I have an API that people are calling and I have a database containing statistics of the number of requests. All API requests are made by a user in a company. There's a row in the database per user per company per hour. Example:
| CompanyId | UserId| Date | Requests |
|-----------|-------|------------------|----------|
| 1 | 100 | 2020-01-30 14:00 | 4527 |
| 1 | 100 | 2020-01-30 15:00 | 43 |
| 2 | 201 | 2020-01-30 14:00 | 161 |
To avoid having to make a database call on every request, I've developed a service class in C# maintaining an in-memory representation of the statistics stored in a database:
public class StatisticsService
{
private readonly IDatabase database;
private readonly Dictionary<string, CompanyStats> statsByCompany;
private DateTime lastTick = DateTime.MinValue;
public StatisticsService(IDatabase database)
{
this.database = database;
this.statsByCompany = new Dictionary<string, CompanyStats>();
}
private class CompanyStats
{
public CompanyStats(List<UserStats> userStats)
{
UserStats = userStats;
}
public List<UserStats> UserStats { get; set; }
}
private class UserStats
{
public UserStats(string userId, int requests, DateTime hour)
{
UserId = userId;
Requests = requests;
Hour = hour;
Updated = DateTime.MinValue;
}
public string UserId { get; set; }
public int Requests { get; set; }
public DateTime Hour { get; set; }
public DateTime Updated { get; set; }
}
}
Every time someone calls the API, I'm calling an increment method on the StatisticsService
:
public void Increment(string companyId, string userId)
{
var utcNow = DateTime.UtcNow;
EnsureCompanyLoaded(companyId, utcNow);
var currentHour = new DateTime(utcNow.Year, utcNow.Month, utcNow.Day, utcNow.Hour, 0, 0);
var stats = statsByCompany[companyId];
var userStats = stats.UserStats.FirstOrDefault(ls => ls.UserId == userId && ls.Hour == currentHour);
if (userStats == null)
{
var userStatsToAdd = new UserStats(userId, 1, currentHour);
userStatsToAdd.Updated = utcNow;
stats.UserStats.Add(userStatsToAdd);
}
else
{
userStats.Requests++;
userStats.Updated = utcNow;
}
}
The method loads the company into the cache if not already there (will publish EnsureCompanyLoaded
in a bit).

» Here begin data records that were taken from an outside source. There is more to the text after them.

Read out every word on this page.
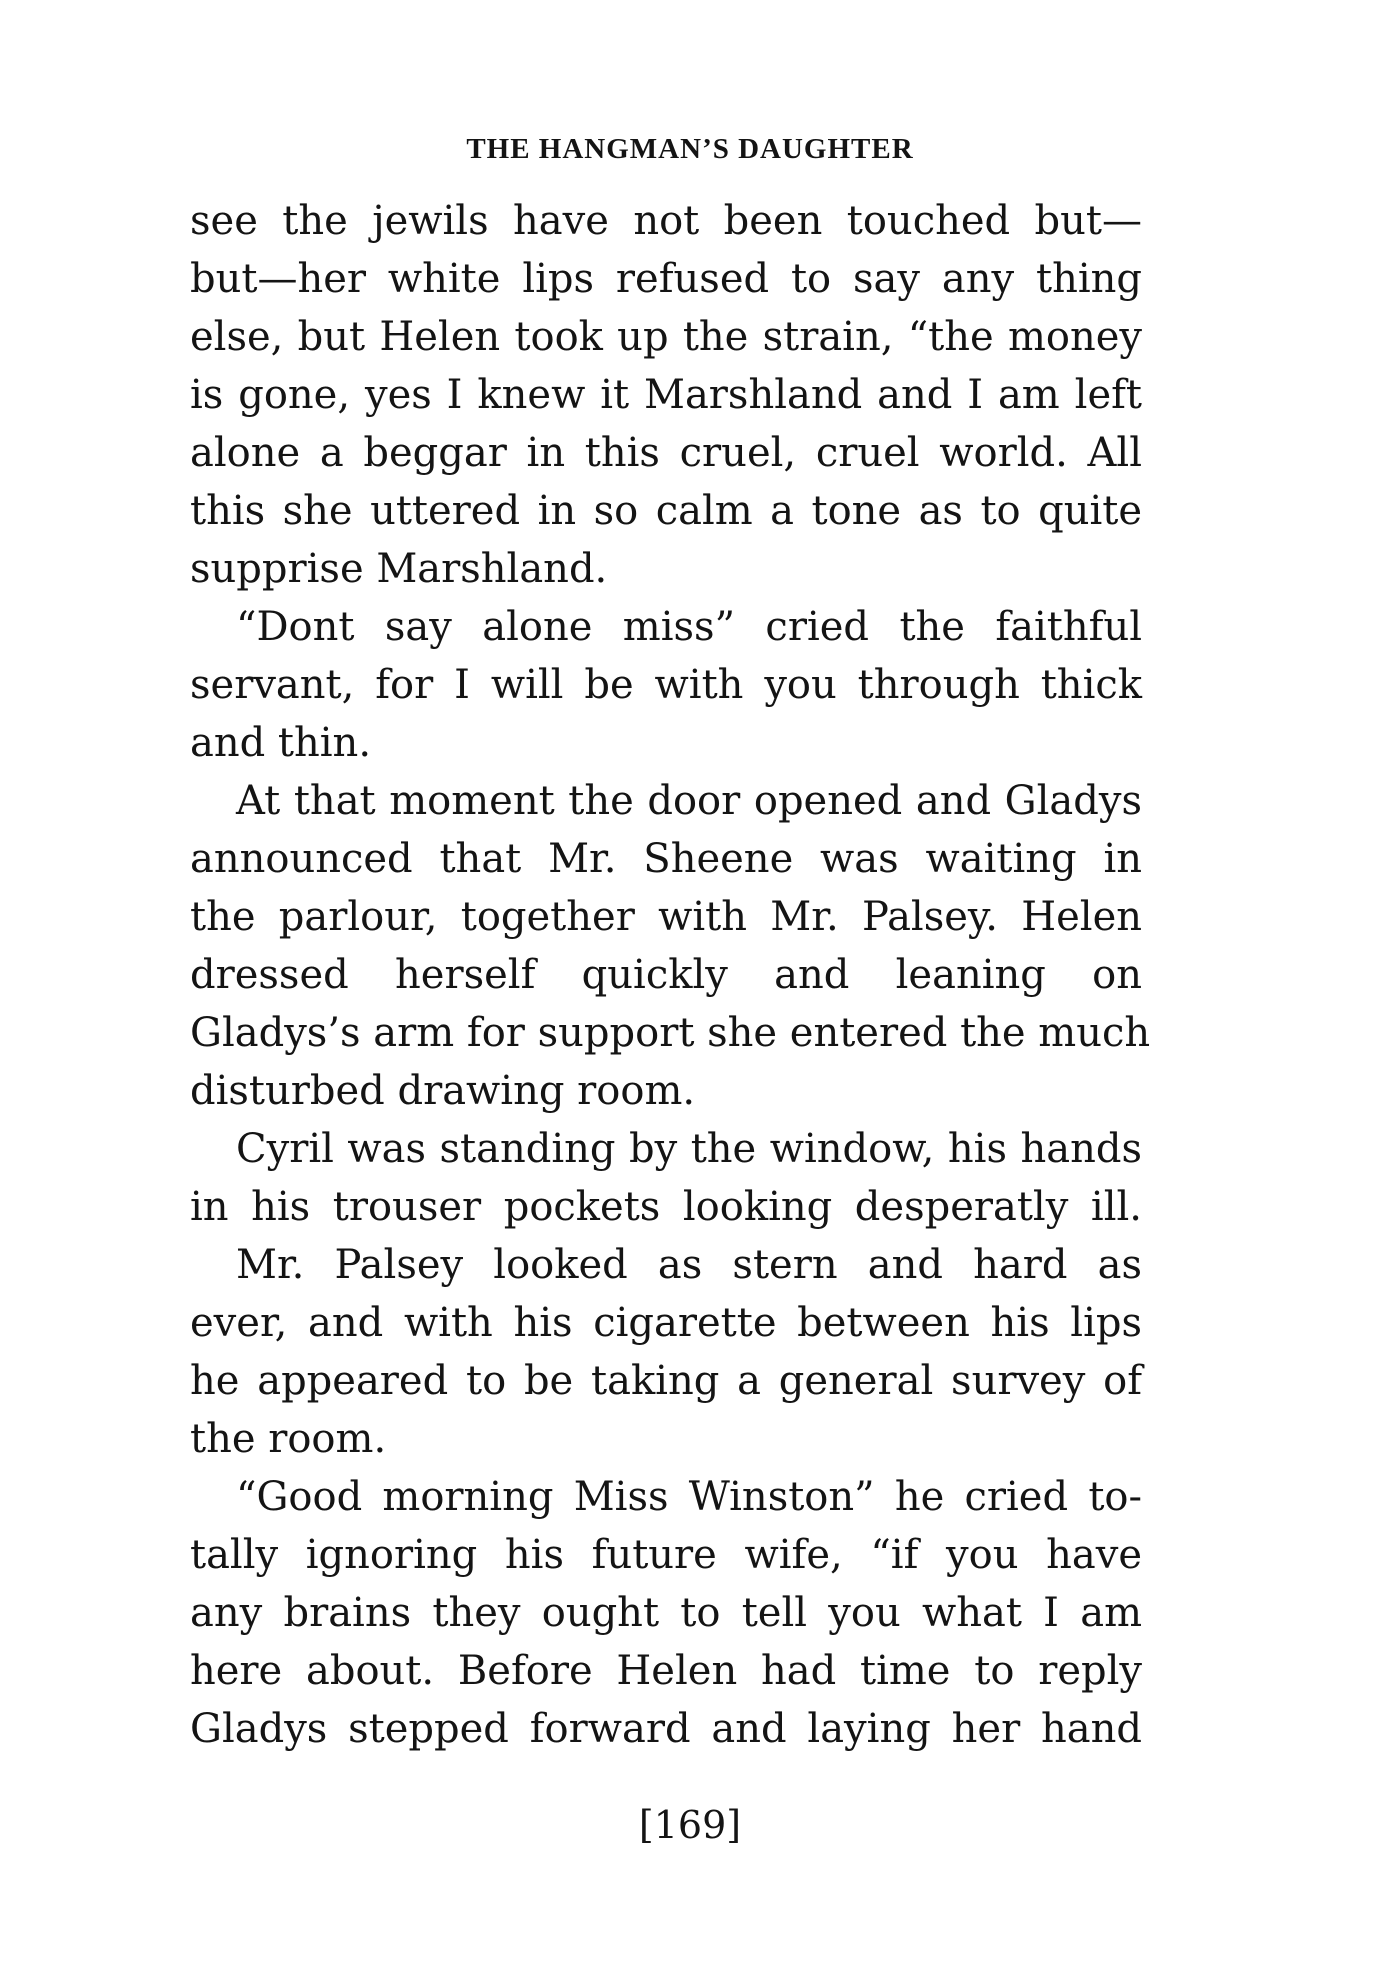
THE HANGMAN’S DAUGHTER
see the jewils have not been touched but—
but—her white lips refused to say any thing
else, but Helen took up the strain, “the money
is gone, yes I knew it Marshland and I am left
alone a beggar in this cruel, cruel world. All
this she uttered in so calm a tone as to quite
supprise Marshland.
“Dont say alone miss” cried the faithful
servant, for I will be with you through thick
and thin.
At that moment the door opened and Gladys
announced that Mr. Sheene was waiting in
the parlour, together with Mr. Palsey. Helen
dressed herself quickly and leaning on
Gladys’s arm for support she entered the much
disturbed drawing room.
Cyril was standing by the window, his hands
in his trouser pockets looking desperatly ill.
Mr. Palsey looked as stern and hard as
ever, and with his cigarette between his lips
he appeared to be taking a general survey of
the room.
“Good morning Miss Winston” he cried to-
tally ignoring his future wife, “if you have
any brains they ought to tell you what I am
here about. Before Helen had time to reply
Gladys stepped forward and laying her hand
[169]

It then checks if there is a UserStats
object for this hour for the user and company. If not it creates it and set Requests
to 1
. If other requests have already been made for this user, company, and current hour, it increments the number of requests by 1
.
EnsureCompanyLoaded
as promised:
private void EnsureCompanyLoaded(string companyId, DateTime utcNow)
{
if (statsByCompany.ContainsKey(companyId)) return;
var currentHour = new DateTime(utcNow.Year, utcNow.Month, utcNow.Day, utcNow.Hour, 0, 0); ;
var userStats = new List<UserStats>();
userStats.AddRange(database.GetAllFromThisMonth(companyId));
statsByCompany[companyId] = new CompanyStats(userStats);
}
The details behind loading the data from the database are hidden away behind the GetAllFromThisMonth
method and not important to my question.
Finally, I have a timer that stores any updated results to the database every 5 minutes or when the process shuts down:
public void Tick(object state)
{
var utcNow = DateTime.UtcNow;
var currentHour = new DateTime(utcNow.Year, utcNow.Month, utcNow.Day, utcNow.Hour, 0, 0);
foreach (var companyId in statsByCompany.Keys)
{
var usersToUpdate = statsByCompany[companyId].UserStats.Where(ls => ls.Updated > lastTick);
foreach (var userStats in usersToUpdate)
{
database.Save(GenerateSomeEntity(userStats.Requests));
userStats.Updated = DateTime.MinValue;
}
}
// If we moved into new month since last tick, clear entire cache
if (lastTick.Month != utcNow.Month)
{
statsByCompany.Clear();
}
lastTick = utcNow;
}
I've done some single-threaded testing of the code and the concept seem to work out as expected. Now I want to migrate this to be thread-safe but cannot seem to figure out how to implement it the best way. I've looked at ConcurrentDictionary
which might be needed. The main problem isn't on the dictionary methods, though. If two threads call Increment
simultaneously, they could both end up in the EnsureCompanyLoaded
method. I know of the concepts of lock
in C#, but I'm afraid to just lock on every invocation and slow down performance that way.
Anyone needed something similar and have some good pointers in which direction I could go?